In this imaginary dialogue, the water element (representing the feminine archetype) and the air element (representing the masculine archetype) initially face conflicts stemming from their different approaches to the world. However, through open communication, understanding, and appreciation of each other’s strengths, they find resolution and realize the benefits of their union. By blending their perspectives, they tap into a harmonious synergy that allows them to navigate challenges more effectively and experience personal growth.

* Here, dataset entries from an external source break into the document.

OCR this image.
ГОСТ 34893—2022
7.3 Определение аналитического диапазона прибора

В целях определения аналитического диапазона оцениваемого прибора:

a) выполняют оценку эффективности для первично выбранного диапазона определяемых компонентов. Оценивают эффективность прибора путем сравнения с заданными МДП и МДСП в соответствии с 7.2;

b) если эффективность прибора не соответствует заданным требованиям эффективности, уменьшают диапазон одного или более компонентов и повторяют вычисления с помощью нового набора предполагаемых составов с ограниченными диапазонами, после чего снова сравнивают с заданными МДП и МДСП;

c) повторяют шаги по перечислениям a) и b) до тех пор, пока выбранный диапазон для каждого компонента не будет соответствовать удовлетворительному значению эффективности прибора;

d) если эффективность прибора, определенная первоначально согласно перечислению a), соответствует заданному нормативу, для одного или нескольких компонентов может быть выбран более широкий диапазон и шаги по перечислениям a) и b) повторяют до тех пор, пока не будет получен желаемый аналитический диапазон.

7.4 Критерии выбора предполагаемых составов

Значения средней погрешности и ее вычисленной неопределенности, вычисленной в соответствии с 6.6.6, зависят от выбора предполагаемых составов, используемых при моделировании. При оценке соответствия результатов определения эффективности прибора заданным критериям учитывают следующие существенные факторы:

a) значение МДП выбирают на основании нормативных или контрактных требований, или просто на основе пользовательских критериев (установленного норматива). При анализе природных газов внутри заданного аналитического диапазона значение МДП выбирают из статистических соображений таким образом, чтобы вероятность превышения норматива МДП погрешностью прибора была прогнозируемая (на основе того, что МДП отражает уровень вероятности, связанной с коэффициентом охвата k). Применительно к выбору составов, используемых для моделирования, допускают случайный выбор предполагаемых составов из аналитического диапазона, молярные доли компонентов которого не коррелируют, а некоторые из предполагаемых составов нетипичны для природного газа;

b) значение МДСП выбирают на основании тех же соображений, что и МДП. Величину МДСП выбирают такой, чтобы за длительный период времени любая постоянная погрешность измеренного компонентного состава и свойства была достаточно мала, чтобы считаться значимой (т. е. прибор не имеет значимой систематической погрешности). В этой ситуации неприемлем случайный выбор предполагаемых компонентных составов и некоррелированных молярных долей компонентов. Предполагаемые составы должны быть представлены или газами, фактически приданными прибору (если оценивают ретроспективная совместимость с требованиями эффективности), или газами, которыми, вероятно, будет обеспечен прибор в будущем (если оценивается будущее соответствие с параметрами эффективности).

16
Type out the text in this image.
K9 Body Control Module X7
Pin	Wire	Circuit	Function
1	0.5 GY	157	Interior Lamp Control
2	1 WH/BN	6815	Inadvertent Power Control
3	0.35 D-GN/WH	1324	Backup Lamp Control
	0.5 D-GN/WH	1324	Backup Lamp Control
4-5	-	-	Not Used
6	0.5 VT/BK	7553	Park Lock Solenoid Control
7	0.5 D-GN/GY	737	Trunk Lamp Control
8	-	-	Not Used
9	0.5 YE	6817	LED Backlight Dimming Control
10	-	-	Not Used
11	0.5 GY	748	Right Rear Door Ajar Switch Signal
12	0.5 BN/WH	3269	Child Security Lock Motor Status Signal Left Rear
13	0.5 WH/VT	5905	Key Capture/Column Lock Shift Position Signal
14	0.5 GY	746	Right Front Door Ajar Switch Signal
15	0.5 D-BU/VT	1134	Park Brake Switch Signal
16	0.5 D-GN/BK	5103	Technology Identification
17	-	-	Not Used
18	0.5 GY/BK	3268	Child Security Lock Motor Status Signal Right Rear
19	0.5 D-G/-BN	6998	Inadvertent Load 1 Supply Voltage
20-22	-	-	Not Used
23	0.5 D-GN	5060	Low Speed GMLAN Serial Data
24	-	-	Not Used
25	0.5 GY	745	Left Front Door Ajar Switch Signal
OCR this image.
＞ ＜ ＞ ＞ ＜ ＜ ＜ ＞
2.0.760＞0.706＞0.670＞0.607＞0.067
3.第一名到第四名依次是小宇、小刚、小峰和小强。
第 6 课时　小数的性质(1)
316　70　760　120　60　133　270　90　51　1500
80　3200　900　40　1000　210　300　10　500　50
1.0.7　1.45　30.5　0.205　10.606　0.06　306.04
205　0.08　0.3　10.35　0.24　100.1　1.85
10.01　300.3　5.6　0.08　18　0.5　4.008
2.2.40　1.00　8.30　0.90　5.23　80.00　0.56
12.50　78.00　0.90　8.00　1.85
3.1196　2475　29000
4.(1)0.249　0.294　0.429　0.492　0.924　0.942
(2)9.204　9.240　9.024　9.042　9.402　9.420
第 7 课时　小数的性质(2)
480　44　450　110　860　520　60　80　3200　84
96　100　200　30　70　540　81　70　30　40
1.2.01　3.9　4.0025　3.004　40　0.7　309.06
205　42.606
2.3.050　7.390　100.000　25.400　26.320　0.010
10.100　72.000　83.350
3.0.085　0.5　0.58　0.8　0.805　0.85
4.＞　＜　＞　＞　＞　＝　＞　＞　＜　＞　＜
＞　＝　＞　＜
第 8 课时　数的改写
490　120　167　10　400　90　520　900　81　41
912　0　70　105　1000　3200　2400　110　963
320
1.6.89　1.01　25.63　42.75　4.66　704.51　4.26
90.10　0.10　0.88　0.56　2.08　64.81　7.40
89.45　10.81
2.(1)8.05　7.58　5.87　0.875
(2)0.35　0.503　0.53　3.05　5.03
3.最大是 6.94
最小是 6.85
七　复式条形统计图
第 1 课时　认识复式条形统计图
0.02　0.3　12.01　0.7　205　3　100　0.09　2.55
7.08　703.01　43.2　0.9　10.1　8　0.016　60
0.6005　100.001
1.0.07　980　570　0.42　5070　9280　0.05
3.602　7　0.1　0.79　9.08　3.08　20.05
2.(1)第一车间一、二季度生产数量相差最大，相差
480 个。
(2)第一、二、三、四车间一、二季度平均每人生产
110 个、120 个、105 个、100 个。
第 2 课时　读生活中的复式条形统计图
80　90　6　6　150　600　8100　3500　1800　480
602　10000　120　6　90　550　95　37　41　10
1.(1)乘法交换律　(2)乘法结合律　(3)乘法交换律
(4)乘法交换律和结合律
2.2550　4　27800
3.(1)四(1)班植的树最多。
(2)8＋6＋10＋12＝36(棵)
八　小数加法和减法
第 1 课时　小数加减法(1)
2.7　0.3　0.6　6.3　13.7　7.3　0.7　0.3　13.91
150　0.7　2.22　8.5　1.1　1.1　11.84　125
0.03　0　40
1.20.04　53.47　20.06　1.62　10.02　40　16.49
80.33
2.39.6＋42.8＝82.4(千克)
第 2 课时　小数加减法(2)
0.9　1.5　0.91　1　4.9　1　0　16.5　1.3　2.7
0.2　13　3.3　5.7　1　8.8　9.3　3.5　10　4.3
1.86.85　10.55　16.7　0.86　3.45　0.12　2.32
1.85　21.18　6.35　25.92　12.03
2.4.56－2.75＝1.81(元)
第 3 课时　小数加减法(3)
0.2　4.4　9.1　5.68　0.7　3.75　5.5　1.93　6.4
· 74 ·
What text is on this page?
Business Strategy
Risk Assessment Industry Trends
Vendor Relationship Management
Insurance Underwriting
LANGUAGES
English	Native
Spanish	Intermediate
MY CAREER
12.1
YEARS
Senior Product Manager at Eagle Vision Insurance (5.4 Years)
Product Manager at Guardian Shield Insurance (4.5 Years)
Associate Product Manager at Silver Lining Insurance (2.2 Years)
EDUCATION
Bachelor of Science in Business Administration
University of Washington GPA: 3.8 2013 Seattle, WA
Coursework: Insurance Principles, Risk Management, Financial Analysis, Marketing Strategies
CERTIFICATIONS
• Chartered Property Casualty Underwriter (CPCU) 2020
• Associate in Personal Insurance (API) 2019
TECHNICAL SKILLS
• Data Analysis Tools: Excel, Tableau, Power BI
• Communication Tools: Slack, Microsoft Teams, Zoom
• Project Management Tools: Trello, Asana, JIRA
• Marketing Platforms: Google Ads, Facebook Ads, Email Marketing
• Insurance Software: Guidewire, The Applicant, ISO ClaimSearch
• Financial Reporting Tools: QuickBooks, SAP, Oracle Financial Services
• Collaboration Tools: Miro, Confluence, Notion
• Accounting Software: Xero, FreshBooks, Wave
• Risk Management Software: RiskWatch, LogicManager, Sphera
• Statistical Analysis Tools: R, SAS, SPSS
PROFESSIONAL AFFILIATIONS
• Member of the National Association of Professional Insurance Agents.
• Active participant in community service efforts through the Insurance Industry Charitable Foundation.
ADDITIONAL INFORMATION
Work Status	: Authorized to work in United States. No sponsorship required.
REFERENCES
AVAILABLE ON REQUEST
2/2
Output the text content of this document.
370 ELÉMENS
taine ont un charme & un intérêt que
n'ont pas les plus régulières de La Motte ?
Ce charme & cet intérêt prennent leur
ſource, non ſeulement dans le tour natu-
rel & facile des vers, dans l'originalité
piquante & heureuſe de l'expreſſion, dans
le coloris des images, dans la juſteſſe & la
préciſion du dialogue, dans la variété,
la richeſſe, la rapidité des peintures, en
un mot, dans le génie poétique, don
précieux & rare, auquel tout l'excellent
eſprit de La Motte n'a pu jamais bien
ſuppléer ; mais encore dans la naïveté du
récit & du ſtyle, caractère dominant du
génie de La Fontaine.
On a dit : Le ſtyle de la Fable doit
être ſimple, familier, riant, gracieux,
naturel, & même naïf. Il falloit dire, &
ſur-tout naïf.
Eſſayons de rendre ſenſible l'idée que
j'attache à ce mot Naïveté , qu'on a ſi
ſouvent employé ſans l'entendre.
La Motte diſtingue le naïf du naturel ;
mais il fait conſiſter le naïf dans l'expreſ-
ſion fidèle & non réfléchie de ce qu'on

Fire, Earth, Air, and Water

Helen Fisher’s theory, although not groundbreaking in terms of its four personality categories, reinforces the enduring wisdom known to astrologers throughout history. The introduction of hormone associations adds a fresh perspective to the equation. While personality tests provide some insights, the astrological chart offers a more comprehensive understanding of an individual. A well-versed astrology book on the elements can unveil similar insights about interpersonal connections. The dichotomy between the “feeling type” and the “thinking type” has long been a subject of discussion. While compatibility in relationships is an age-old concept, Fisher’s perspective adds a fresh spin to the exploration. It’s also crucial to recognize that within the fire, earth, air, and water elements, each category—cardinal, fixed, and mutable—brings its own unique approach to life. These four characteristics play a significant role in determining attraction or repulsion between individuals. However, it’s important to exercise caution in placing excessive importance on stereotypical identifications. 

Within her personality test, Helen Fisher included a section about our typical doodling habits. Those expressing the estrogenic qualities associated with water/negotiators often depict feminine themes such as hearts, flowers, and baby faces. In contrast, the director types (air signs) are known for their precise, geometric, and mechanical drawings. While some concepts are rooted in the time-tested method of typology based on elements, Fisher’s work also offers intriguing tidbits and captivating relationship examples that can be applied within the realm of astrology.

Unraveling the Psyche: Delving into Personal Psychotherapy

As  a woman deeply influenced by the element of water in my astrological chart, I take a moment to reflect upon the pages of my work notebook. To my surprise, scattered amidst the work notes, I discover love hearts etched delicately and star patterns resembling the harmonious sextile aspect.

It’s intriguing to witness how my innate affinity for love and connection finds its way into even the most mundane aspects of life. These symbols serve as gentle reminders of the intertwining of my emotions and the cosmic energies that shape my path. In this moment, I am reminded of the profound influence of astrology on my being. As a water sign woman, my journey is a psychological one between the depths of my feelings and the celestial patterns that guide my existence. The presence of love hearts and sextile patterns in my work notebook speaks volumes about the essence of who I am—a fusion of love and empathy and cosmic alignment.

I carry these subtle imprints of the heart and the stars with me, cherishing the unique interplay between my emotions and the celestial forces. They serve as a constant reminder of the beauty and interconnectedness of the universe, resonating within the depths of my watery soul.